Aug 2, 2013

Principles of Economics

The principles covered, one thing is clear, it is the choices we make and the freedom of these decisions to make our larger economy. The issues were: trade-offs, opportunity costs, marginal thinking, incentives, fairs, markets, governments, productivity, inflation and the Phillips curve.
Tradoffs -
Each face shortages. Gregory Mankiw of Harvard University, said: "I think the nature of the economy," People make compromises every day all decisions involve trade-offs...

Opportunity costs -
Each decision involves an opportunity cost. Even simple decisions, like not going to a baseball game or at home involves opportunity costs. The opportunity cost of going to a baseball game is the best grade in the class you have received.

Think marginal -
Reflection on the board is to create a balance where it is necessary to maximize efficiency.

Incentives -
People respond to incentives. On incentives to make decisions like humans. The example of the duty-free shops is an excellent interpretation of how people respond to incentives. With the high tax detail in some areas, a weekend of tax-free shopping sponsored by the government is an incentive, something you do not normally buy buy. It is an incentive, because it happens once a year.

Trade -
Trade can make everyone better. Countries are not self-sufficient. Countries and specialize. On the other for goods and services that would otherwise be more expensive to produce resources, or as the economy grows, the need for trade.

Markets -
Markets are a good way to organize economic activity. A market is a place where people take the exchange of regulated prices. A market economy consists of many markets, were determined on the decisions of households and firms.

Government -
Governments can sometimes markets. Markets fail or markets can not allocate resources fairly. Governments intervene to regulate or impose rules. One reason markets fail to work effectively is externality. Air pollution is an example of an externality. He charged air and the impact on people's lives. Therefore, the attacks of government to regulate markets.

Productivity -
A country's standard of living depends on its ability to produce goods and services. Differences in living standards are dramatic in some countries. Income differences reflect the quality of life. Productivity is what determines the standard of living. Training improves productivity. Economically free countries to promote the production. Research and development to improve the production rate.

Inflation -
Inflation is when the value of money decreases. Prices of goods and services increased to reflect only the increase in the money supply. Since money is no longer available, shrinks the value of it. To control inflation, made the call money rate and the rate of goods and services produced should be approximately level.

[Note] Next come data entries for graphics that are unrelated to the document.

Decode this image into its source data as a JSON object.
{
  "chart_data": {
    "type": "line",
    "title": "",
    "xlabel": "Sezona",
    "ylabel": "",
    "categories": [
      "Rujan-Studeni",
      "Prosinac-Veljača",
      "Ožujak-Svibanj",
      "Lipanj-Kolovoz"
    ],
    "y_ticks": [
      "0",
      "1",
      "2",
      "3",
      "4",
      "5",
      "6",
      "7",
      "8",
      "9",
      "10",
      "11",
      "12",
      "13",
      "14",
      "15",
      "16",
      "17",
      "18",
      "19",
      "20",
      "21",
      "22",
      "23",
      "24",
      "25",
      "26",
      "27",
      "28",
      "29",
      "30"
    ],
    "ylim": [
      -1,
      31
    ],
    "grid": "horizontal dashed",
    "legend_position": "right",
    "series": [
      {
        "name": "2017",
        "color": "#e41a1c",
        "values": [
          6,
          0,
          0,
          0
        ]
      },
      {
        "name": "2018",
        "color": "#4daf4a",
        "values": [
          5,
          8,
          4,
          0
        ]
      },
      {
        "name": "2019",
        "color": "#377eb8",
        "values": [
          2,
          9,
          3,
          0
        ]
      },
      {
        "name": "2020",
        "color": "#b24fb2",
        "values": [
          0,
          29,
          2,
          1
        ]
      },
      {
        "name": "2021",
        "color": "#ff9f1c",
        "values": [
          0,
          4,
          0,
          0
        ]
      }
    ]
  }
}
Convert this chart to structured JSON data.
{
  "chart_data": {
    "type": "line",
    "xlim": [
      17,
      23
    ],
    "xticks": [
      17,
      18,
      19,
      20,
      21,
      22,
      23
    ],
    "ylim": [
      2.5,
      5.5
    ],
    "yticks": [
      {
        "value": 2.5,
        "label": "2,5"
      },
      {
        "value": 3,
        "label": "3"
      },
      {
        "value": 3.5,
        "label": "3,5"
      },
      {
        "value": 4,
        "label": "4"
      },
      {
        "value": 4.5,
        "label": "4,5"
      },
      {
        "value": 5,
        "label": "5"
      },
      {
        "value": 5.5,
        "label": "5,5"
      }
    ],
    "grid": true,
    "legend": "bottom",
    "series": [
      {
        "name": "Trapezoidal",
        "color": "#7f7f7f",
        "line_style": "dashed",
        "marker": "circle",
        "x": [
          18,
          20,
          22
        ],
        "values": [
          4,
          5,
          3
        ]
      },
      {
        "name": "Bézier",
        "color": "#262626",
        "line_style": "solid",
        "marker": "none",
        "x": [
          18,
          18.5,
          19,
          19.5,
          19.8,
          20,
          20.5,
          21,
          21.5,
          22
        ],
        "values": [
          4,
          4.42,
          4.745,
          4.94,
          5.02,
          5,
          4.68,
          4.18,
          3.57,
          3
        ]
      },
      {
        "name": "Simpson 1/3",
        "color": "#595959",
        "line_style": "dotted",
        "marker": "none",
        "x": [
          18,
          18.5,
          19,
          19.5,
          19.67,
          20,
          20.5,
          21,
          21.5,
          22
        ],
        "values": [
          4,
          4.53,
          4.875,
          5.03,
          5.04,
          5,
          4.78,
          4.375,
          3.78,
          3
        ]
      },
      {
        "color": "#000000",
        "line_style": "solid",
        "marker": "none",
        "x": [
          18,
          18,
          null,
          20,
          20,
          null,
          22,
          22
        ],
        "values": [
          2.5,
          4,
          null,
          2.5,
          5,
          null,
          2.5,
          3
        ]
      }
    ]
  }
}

Inflation and unemployment -
The money supply to stimulate the economy and reduce unemployment, but in the long run, the inflation rate increases. However, if the money supply is reduced, unemployment falls and inflation rises. Phillips curve examines the relationship between inflation and unemployment. He explained that when inflation is high, unemployment is low and inflation is low, unemployment is high. However, the Phillips curve is a controversial topic. Over the last twenty years, the curve did not work due to low unemployment and inflation at the same time.

Supply Chain Management

Supply chain management is an essential part of the strategic plan of the organization. Many factors are responsible for the increasing importance of managing the supply chain. This includes the willingness to quickly to changing customer demands, globalization of the market, making supply chains longer, shorter product life cycles and new technologies. In addition, companies are looking to create long-term partnerships with fewer suppliers to improve supply chain performance.
1. Supply chain management is a relatively new concept in business. The development of materials management or purchasing reflects its new strategic role.

2. The companies have on their technique at the base with the raw materials and finished goods inventory, changed isolate more closely with suppliers and customers. This allows companies to more quickly to changing customer requirements.

3. Several factors have an impact on the supply chain, including reducing the number of suppliers, increased competition, shorter product life cycles, technology, early intervention and joint risk or reduced.

4. A successful supply chain requires trust, long-term relationships, sharing information, assets of the organization, and choosing the right type of supply chain.

5. Managed inventory and vendor consignment are becoming more common.

6. ERP systems are a new generation of software that provides ease into a single, unified platform and database for transactions between functional areas within a company and between companies and their customers and suppliers.

7. ERP systems are an outgrowth of MRP.
8. ERP systems reduce the number of errors caused by the use of a common database to shorten the reaction time customer order processing speed and improve the overall communication within the organization.

9. For reasons of ERP failure include lack of management commitment, lack of adequate resources, lack of proper training and lack of communication.